Sancaktepe Belediye başkanı İsmail Erdem aday gösterilseydi diyecektim ki İstanbul’da ki Sivaslıların gönlünü almak için aday yapıldı.
Esenler Belediye başkanı Mehmet Tevfik Göksu Aday gösterilseydi diyecektim ki adam pratik ve aktif bir insan İstanbul’da da hatırı sayılır Adıyamanlı seçmen var bu gerekçeleri yeterli bulacaktım.
Meclis Grup Başkan Başkan vekili Av.Temel Başalan aday olsaydı meclisin içinde birisi diyecektik. Kısacası Mevlüt başkan Alanyalı elimde sayı yok ama Antalya ve ilçesi olan Alanyalı seçmen sayısı galiba İstanbul’da en az seçmeni olan yer olarak karşımıza çıkıyor.
Mevlüt Bey’in şahıs olarak Ak Partiye oy katkısı yapacak potansiyeli olmadığını düşünüyorum.
Özetle Başbakanımız halkın seçtiği değil, şu an İBB başkanımız da artık halkın seçtiği başkan değil.

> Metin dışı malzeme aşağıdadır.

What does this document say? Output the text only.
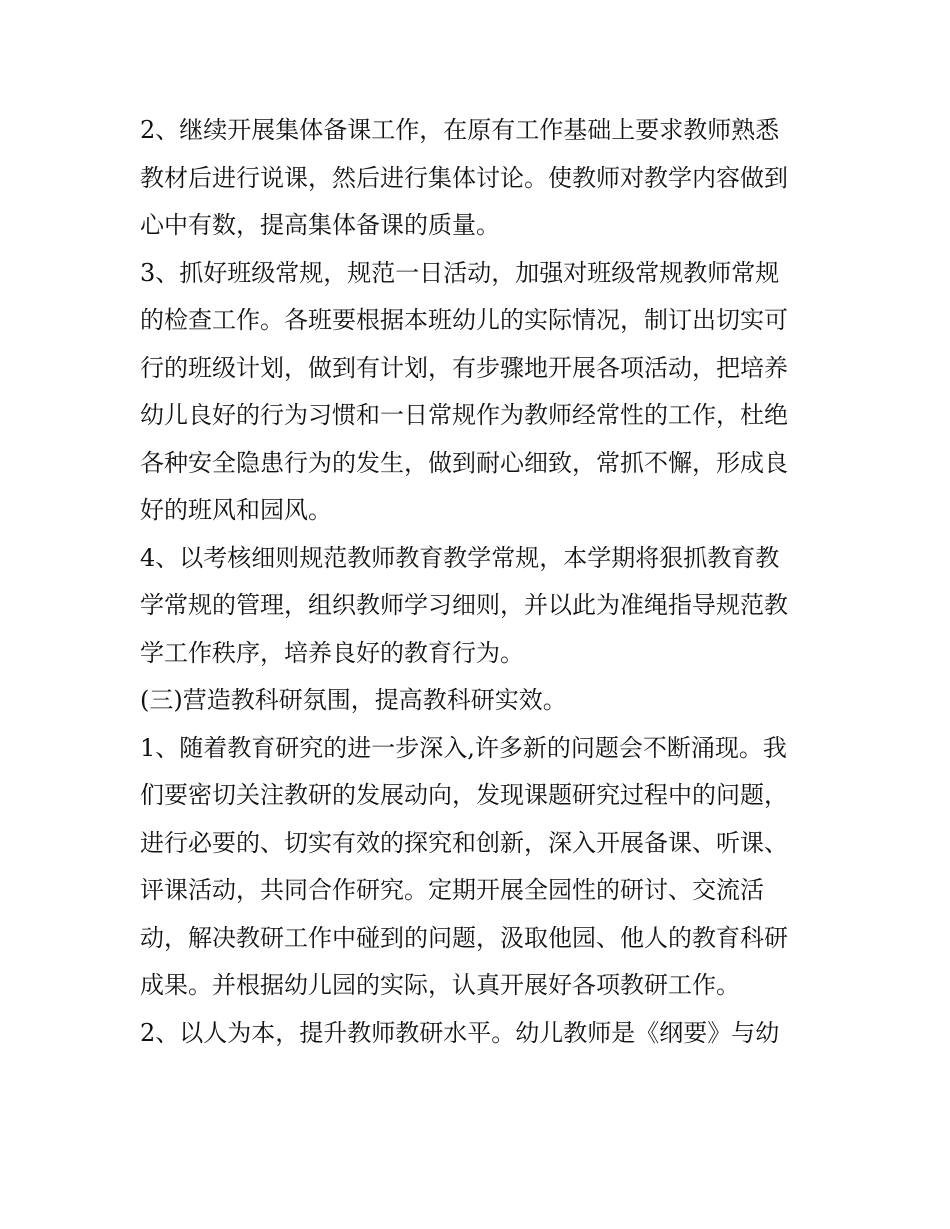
2、继续开展集体备课工作，在原有工作基础上要求教师熟悉
教材后进行说课，然后进行集体讨论。使教师对教学内容做到
心中有数，提高集体备课的质量。
3、抓好班级常规，规范一日活动，加强对班级常规教师常规
的检查工作。各班要根据本班幼儿的实际情况，制订出切实可
行的班级计划，做到有计划，有步骤地开展各项活动，把培养
幼儿良好的行为习惯和一日常规作为教师经常性的工作，杜绝
各种安全隐患行为的发生，做到耐心细致，常抓不懈，形成良
好的班风和园风。
4、以考核细则规范教师教育教学常规，本学期将狠抓教育教
学常规的管理，组织教师学习细则，并以此为准绳指导规范教
学工作秩序，培养良好的教育行为。
(三)营造教科研氛围，提高教科研实效。
1、随着教育研究的进一步深入,许多新的问题会不断涌现。我
们要密切关注教研的发展动向，发现课题研究过程中的问题，
进行必要的、切实有效的探究和创新，深入开展备课、听课、
评课活动，共同合作研究。定期开展全园性的研讨、交流活
动，解决教研工作中碰到的问题，汲取他园、他人的教育科研
成果。并根据幼儿园的实际，认真开展好各项教研工作。
2、以人为本，提升教师教研水平。幼儿教师是《纲要》与幼
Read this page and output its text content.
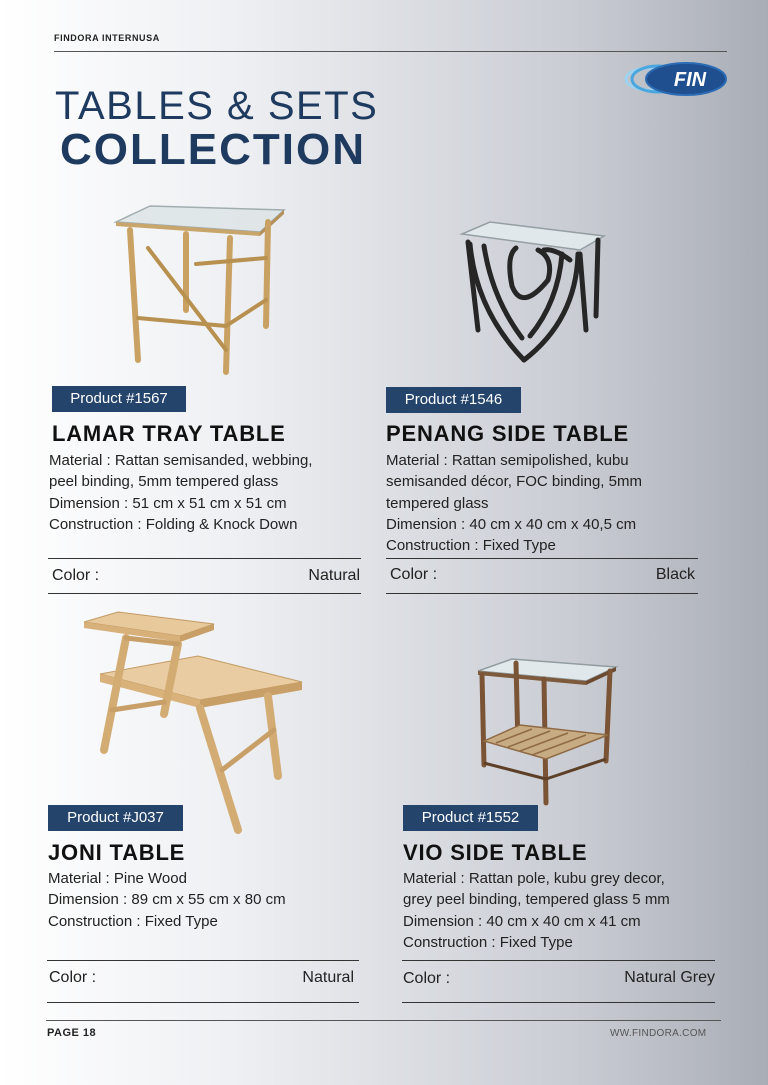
FINDORA INTERNUSA
FIN
TABLES & SETS
COLLECTION
Product #1567
LAMAR TRAY TABLE
Material : Rattan semisanded, webbing,
peel binding, 5mm tempered glass
Dimension : 51 cm x 51 cm x 51 cm
Construction : Folding & Knock Down
Color :	Natural
Product #1546
PENANG SIDE TABLE
Material : Rattan semipolished, kubu
semisanded décor, FOC binding, 5mm
tempered glass
Dimension : 40 cm x 40 cm x 40,5 cm
Construction : Fixed Type
Color :	Black
Product #J037
JONI TABLE
Material : Pine Wood
Dimension : 89 cm x 55 cm x 80 cm
Construction : Fixed Type
Color :	Natural
Product #1552
VIO SIDE TABLE
Material : Rattan pole, kubu grey decor,
grey peel binding, tempered glass 5 mm
Dimension : 40 cm x 40 cm x 41 cm
Construction : Fixed Type
Color :	Natural Grey
PAGE 18	WW.FINDORA.COM
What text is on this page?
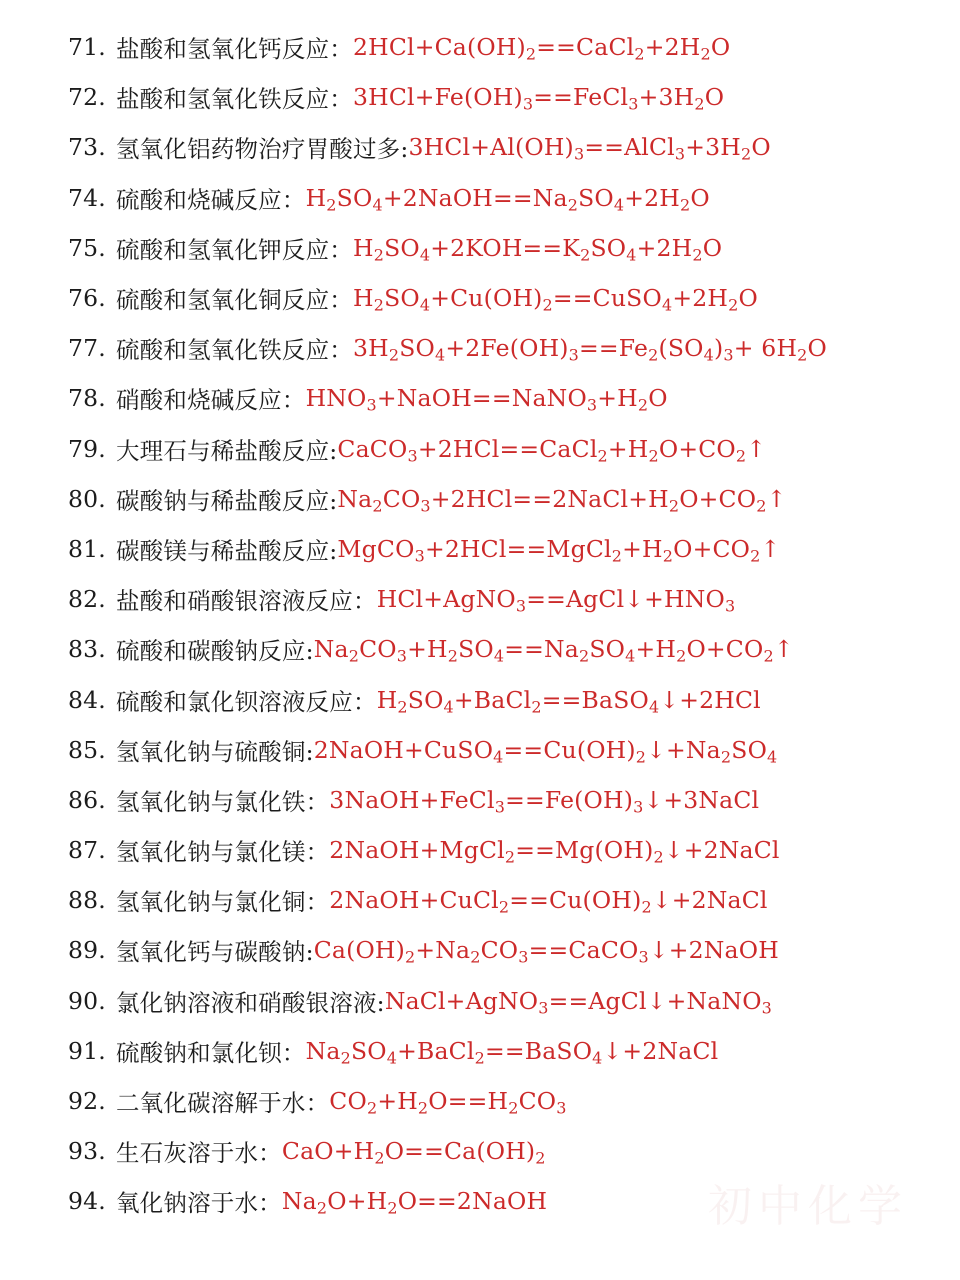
71. 盐酸和氢氧化钙反应： $2HCl+Ca(OH)_2==CaCl_2+2H_2O$
72. 盐酸和氢氧化铁反应： $3HCl+Fe(OH)_3==FeCl_3+3H_2O$
73. 氢氧化铝药物治疗胃酸过多: $3HCl+Al(OH)_3==AlCl_3+3H_2O$
74. 硫酸和烧碱反应： $H_2SO_4+2NaOH==Na_2SO_4+2H_2O$
75. 硫酸和氢氧化钾反应： $H_2SO_4+2KOH==K_2SO_4+2H_2O$
76. 硫酸和氢氧化铜反应： $H_2SO_4+Cu(OH)_2==CuSO_4+2H_2O$
77. 硫酸和氢氧化铁反应： $3H_2SO_4+2Fe(OH)_3==Fe_2(SO_4)_3+ 6H_2O$
78. 硝酸和烧碱反应： $HNO_3+NaOH==NaNO_3+H_2O$
79. 大理石与稀盐酸反应: $CaCO_3+2HCl==CaCl_2+H_2O+CO_2↑$
80. 碳酸钠与稀盐酸反应: $Na_2CO_3+2HCl==2NaCl+H_2O+CO_2↑$
81. 碳酸镁与稀盐酸反应: $MgCO_3+2HCl==MgCl_2+H_2O+CO_2↑$
82. 盐酸和硝酸银溶液反应： $HCl+AgNO_3==AgCl↓+HNO_3$
83. 硫酸和碳酸钠反应: $Na_2CO_3+H_2SO_4==Na_2SO_4+H_2O+CO_2↑$
84. 硫酸和氯化钡溶液反应： $H_2SO_4+BaCl_2==BaSO_4↓+2HCl$
85. 氢氧化钠与硫酸铜: $2NaOH+CuSO_4==Cu(OH)_2↓+Na_2SO_4$
86. 氢氧化钠与氯化铁： $3NaOH+FeCl_3==Fe(OH)_3↓+3NaCl$
87. 氢氧化钠与氯化镁： $2NaOH+MgCl_2==Mg(OH)_2↓+2NaCl$
88. 氢氧化钠与氯化铜： $2NaOH+CuCl_2==Cu(OH)_2↓+2NaCl$
89. 氢氧化钙与碳酸钠: $Ca(OH)_2+Na_2CO_3==CaCO_3↓+2NaOH$
90. 氯化钠溶液和硝酸银溶液: NaCl+AgNO$_3$==AgCl↓+NaNO$_3$
91. 硫酸钠和氯化钡： $Na_2SO_4+BaCl_2==BaSO_4↓+2NaCl$
92. 二氧化碳溶解于水： $CO_2+H_2O==H_2CO_3$
93. 生石灰溶于水： $CaO+H_2O==Ca(OH)_2$
94. 氧化钠溶于水： $Na_2O+H_2O==2NaOH$	初中化学
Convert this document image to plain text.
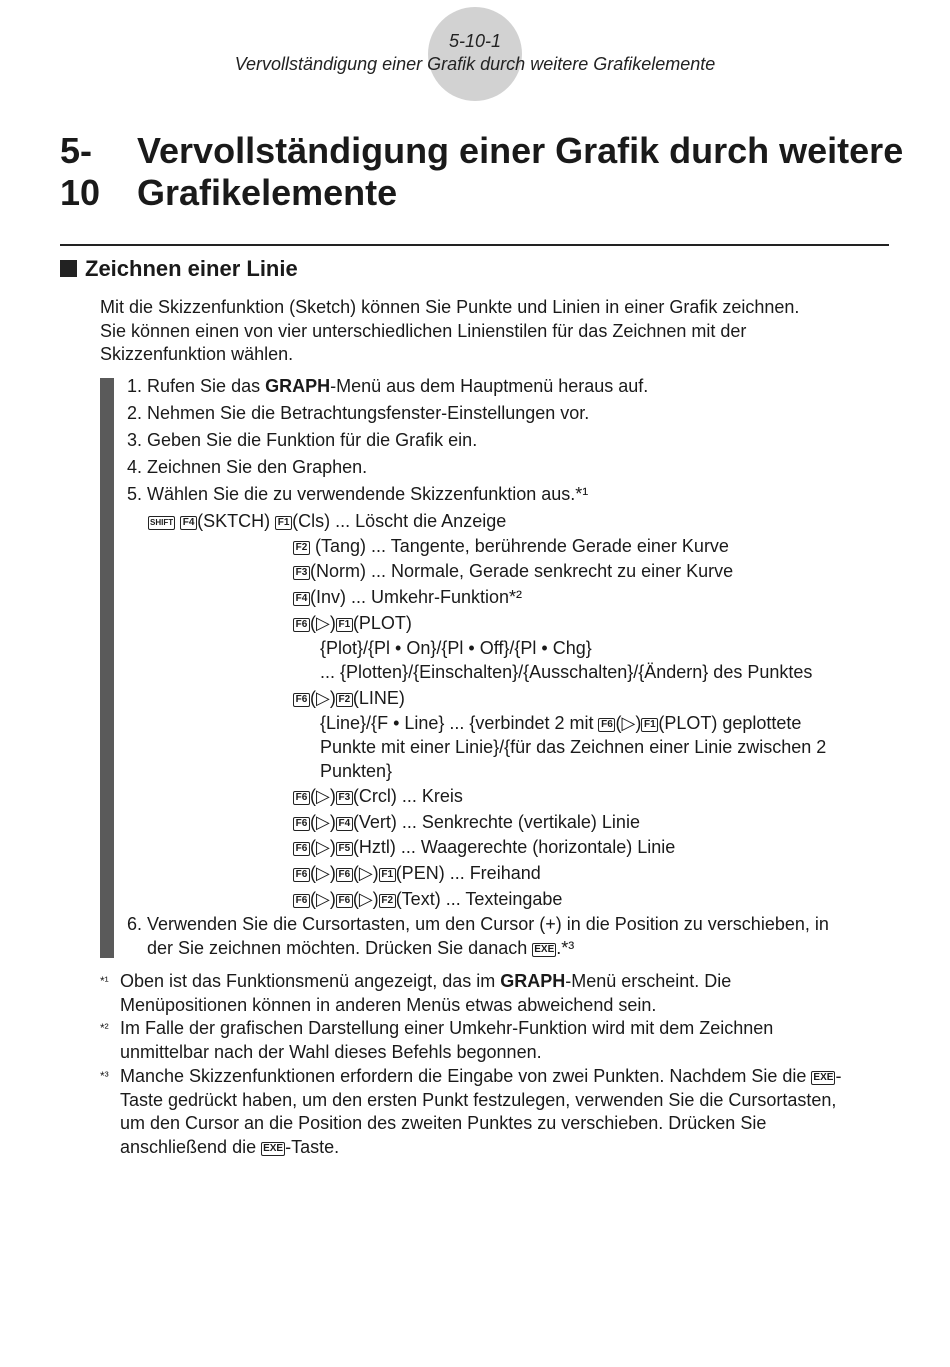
5-10-1
Vervollständigung einer Grafik durch weitere Grafikelemente
5-10
Vervollständigung einer Grafik durch weitere
Grafikelemente
Zeichnen einer Linie
Mit die Skizzenfunktion (Sketch) können Sie Punkte und Linien in einer Grafik zeichnen.
Sie können einen von vier unterschiedlichen Linienstilen für das Zeichnen mit der
Skizzenfunktion wählen.
1. Rufen Sie das GRAPH-Menü aus dem Hauptmenü heraus auf.
2. Nehmen Sie die Betrachtungsfenster-Einstellungen vor.
3. Geben Sie die Funktion für die Grafik ein.
4. Zeichnen Sie den Graphen.
5. Wählen Sie die zu verwendende Skizzenfunktion aus.*¹
SHIFT F4 (SKTCH) F1 (Cls) ... Löscht die Anzeige
F2 (Tang) ... Tangente, berührende Gerade einer Kurve
F3 (Norm) ... Normale, Gerade senkrecht zu einer Kurve
F4 (Inv) ... Umkehr-Funktion*²
F6 (▷) F1 (PLOT)
{Plot}/{Pl • On}/{Pl • Off}/{Pl • Chg}
... {Plotten}/{Einschalten}/{Ausschalten}/{Ändern} des Punktes
F6 (▷) F2 (LINE)
{Line}/{F • Line} ... {verbindet 2 mit F6 (▷) F1 (PLOT) geplottete
Punkte mit einer Linie}/{für das Zeichnen einer Linie zwischen 2
Punkten}
F6 (▷) F3 (Crcl) ... Kreis
F6 (▷) F4 (Vert) ... Senkrechte (vertikale) Linie
F6 (▷) F5 (Hztl) ... Waagerechte (horizontale) Linie
F6 (▷) F6 (▷) F1 (PEN) ... Freihand
F6 (▷) F6 (▷) F2 (Text) ... Texteingabe
6. Verwenden Sie die Cursortasten, um den Cursor (+) in die Position zu verschieben, in
der Sie zeichnen möchten. Drücken Sie danach EXE .*³
*¹ Oben ist das Funktionsmenü angezeigt, das im GRAPH-Menü erscheint. Die
Menüpositionen können in anderen Menüs etwas abweichend sein.
*² Im Falle der grafischen Darstellung einer Umkehr-Funktion wird mit dem Zeichnen
unmittelbar nach der Wahl dieses Befehls begonnen.
*³ Manche Skizzenfunktionen erfordern die Eingabe von zwei Punkten. Nachdem Sie die EXE -
Taste gedrückt haben, um den ersten Punkt festzulegen, verwenden Sie die Cursortasten,
um den Cursor an die Position des zweiten Punktes zu verschieben. Drücken Sie
anschließend die EXE -Taste.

Bu şekli ile ne kadar ve nereye kadar devam edeceğini kestiremiyorum.
Keşke 8 yıldır tanıdığım, Cami içinde bile kalp kıran Mevlüt Uysal’ın İBB’ye başkan olmasına hayırlı olsun diyebilseydim ama diyemiyorum. İnşallah ben yanılırım ve başkan şehirlerin prensi olan İstanbul’a güzel hizmetler yapar diyeyim.